As I ran, this time unworried about attracting the troll’s attention, my view was blocked by cars and the cement divider, so the fae monster was the only one I could see. I pulled my Sig out of its concealed-carry holster in the small of my back. The Sig Sauer had been a birthday present from my mother. It was a .40, larger caliber than the 9mm I used to carry. I still practiced with the 9mm and the .44 revolver, but the .40 was a subcompact, and it was easier to conceal. It was still small enough caliber that I could fire it and not fatigue until I’d emptied four or five magazines. With the .45, I got five shots before my aim got wobbly.
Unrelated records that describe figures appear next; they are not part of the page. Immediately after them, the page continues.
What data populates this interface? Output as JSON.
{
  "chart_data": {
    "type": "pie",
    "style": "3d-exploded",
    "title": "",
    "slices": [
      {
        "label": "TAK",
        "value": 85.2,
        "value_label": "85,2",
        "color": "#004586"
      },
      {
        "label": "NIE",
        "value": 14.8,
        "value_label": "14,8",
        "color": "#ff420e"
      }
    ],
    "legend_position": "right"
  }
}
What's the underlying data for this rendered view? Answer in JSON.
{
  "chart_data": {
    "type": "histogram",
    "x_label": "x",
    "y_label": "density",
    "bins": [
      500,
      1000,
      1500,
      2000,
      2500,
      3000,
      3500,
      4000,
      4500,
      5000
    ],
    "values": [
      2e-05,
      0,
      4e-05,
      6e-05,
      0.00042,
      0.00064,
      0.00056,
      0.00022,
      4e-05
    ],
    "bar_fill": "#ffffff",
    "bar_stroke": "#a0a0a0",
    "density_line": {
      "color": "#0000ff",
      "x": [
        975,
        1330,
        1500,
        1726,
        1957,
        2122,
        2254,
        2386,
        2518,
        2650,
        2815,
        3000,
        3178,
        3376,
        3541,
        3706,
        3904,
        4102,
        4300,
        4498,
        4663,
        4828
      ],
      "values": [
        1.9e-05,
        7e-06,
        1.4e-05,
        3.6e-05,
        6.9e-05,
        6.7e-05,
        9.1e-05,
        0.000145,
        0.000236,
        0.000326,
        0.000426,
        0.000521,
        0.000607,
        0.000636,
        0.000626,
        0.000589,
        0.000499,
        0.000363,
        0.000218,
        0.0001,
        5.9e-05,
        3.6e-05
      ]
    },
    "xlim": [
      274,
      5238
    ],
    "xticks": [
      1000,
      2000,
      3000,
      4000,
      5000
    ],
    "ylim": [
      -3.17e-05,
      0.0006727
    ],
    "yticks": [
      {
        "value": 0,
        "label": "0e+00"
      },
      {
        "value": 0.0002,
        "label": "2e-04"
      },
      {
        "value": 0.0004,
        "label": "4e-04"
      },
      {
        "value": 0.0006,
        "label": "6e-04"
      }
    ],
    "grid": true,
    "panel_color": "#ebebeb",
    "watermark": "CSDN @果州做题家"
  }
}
I wished I’d been carrying the .45, though from what the police had said, the gun was unlikely to be useful. But I didn’t have a rocket launcher handy.

The troll picked up a Miata in both hands. The shiny green of the car was the same tint as the troll but much darker. Miatas are small, but they still weigh more than two thousand pounds. That troll brought it up over his head and held it there for a second or two.

Then he brought it down and smashed it on the ground I couldn’t see, my vision blocked by the cars and the center barricade, though the crash of metal and glass told me when it hit. The troll staggered suddenly. I growled under my breath in frustration because I couldn’t tell what had happened. Whatever had caused the troll to stagger hadn’t made him lose his grip on the little car, now much more compact. He cried out and smashed the Miata down again, faster than before—like a housewife smashing a spider with her shoe.